Passaram para o banco de trás do Mercedes. “Parecemos dois adolescentes”, brincou Maria, em transe, sem conseguir conter os suspiros cada vez que ele lhe beijava o pescoço e lhe mordiscava as orelhas. Miguel passou os dedos suavemente pelas alças do vestido dela, fazendo-o deslizar até à cintura. Depois, abriu-lhe o soutien preto, revelando o peito indecente de Maria. Começou a explorar com mãos firmes cada contorno daquela obra-prima. Percorreu com a boca cada centímetro daquele santuário, quase em devoção. Saboreou cada gemido suave que escapava por entre os lábios dela. E, por fim, deixou que a sua mão quente deslizasse lentamente até ao sexo dela. Maria, de olhos semicerrados, em êxtase, pedia-lhe que não parasse, até que por fim explodiu em ondas de prazer, como o mar que batia no fundo da arriba. “Acho que estávamos a precisar de libertar esta tensão”, segredou ao ouvido de Miguel. Em menos de nada, recuperaram o fôlego e continuaram fora do carro, debaixo de um céu de lantejoulas.

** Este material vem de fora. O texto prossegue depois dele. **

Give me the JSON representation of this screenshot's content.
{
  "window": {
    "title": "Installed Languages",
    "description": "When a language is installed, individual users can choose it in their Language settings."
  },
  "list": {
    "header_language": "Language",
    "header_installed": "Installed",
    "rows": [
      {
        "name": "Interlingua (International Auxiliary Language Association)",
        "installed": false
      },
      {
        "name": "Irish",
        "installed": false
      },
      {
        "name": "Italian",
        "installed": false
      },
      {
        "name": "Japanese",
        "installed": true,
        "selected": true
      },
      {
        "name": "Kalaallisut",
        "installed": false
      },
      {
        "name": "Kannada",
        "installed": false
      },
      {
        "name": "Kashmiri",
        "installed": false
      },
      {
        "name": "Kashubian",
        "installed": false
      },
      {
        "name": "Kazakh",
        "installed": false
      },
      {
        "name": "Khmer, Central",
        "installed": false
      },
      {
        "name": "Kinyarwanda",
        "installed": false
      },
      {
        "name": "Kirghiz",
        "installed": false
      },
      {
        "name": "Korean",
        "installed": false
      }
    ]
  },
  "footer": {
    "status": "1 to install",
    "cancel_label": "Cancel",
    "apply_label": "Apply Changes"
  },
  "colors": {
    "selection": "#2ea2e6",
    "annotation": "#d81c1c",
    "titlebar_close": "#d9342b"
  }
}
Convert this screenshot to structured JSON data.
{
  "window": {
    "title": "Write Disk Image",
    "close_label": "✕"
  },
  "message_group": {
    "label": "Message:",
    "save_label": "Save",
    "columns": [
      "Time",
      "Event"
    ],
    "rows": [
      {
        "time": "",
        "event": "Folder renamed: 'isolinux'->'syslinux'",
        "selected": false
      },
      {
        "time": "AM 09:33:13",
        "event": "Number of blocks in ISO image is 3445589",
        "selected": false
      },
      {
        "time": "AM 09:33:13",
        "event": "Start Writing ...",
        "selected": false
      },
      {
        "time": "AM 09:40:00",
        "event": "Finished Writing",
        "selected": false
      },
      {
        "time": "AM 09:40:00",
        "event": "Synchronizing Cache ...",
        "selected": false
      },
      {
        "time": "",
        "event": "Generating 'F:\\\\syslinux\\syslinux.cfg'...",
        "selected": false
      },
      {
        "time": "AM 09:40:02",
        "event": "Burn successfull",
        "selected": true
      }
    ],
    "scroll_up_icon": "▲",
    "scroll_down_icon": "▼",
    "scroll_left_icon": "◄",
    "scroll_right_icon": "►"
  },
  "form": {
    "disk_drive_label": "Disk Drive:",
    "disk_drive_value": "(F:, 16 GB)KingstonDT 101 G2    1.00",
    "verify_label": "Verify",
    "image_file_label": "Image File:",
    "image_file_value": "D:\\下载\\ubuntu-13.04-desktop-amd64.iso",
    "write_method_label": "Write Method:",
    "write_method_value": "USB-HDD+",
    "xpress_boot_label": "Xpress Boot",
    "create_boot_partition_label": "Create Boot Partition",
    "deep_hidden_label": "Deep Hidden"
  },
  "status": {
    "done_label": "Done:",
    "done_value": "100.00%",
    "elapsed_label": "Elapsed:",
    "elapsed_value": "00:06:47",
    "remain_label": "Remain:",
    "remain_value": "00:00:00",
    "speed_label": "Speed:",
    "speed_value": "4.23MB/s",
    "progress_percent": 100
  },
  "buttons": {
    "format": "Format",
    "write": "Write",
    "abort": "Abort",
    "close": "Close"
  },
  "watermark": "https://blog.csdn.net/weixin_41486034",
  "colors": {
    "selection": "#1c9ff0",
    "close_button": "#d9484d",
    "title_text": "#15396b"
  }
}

“Vamos procurar a Ursa Maior?”, sugeriu Maria. “Em miúda aprendi a fazê-lo com o meu pai.” Miguel olhou para ela e sorriu. “Pelo menos o urso maior já encontraste”, respondeu, desafiante.

Acabara de perceber a ironia daquele momento. Ali, junto daquela falésia, mergulhara por fim no abismo dela. Cometera o pecado capital: tinha-se deixado cair nela. Há muitos anos que não se sentia tão feliz, mas aquela felicidade tola não duraria muito. Mais cedo ou mais tarde, o caos de Maria iria arrastá-lo como um tsunami. Nada floresce num campo minado. Andava a enganar-se a si mesmo.

O bom sacana perdera-se, virara um palerma com olhos de labrador. Estava à deriva, cativo das vontades dela. Ia estampar-se ao comprido. Essa é que era essa. Se ao menos não fosse tão previsível. Adormeceu nesses pensamentos, embalado pelas ondas do mar, com a cabeça de Maria a repousar no seu peito. Acordaria para a realidade noutro dia.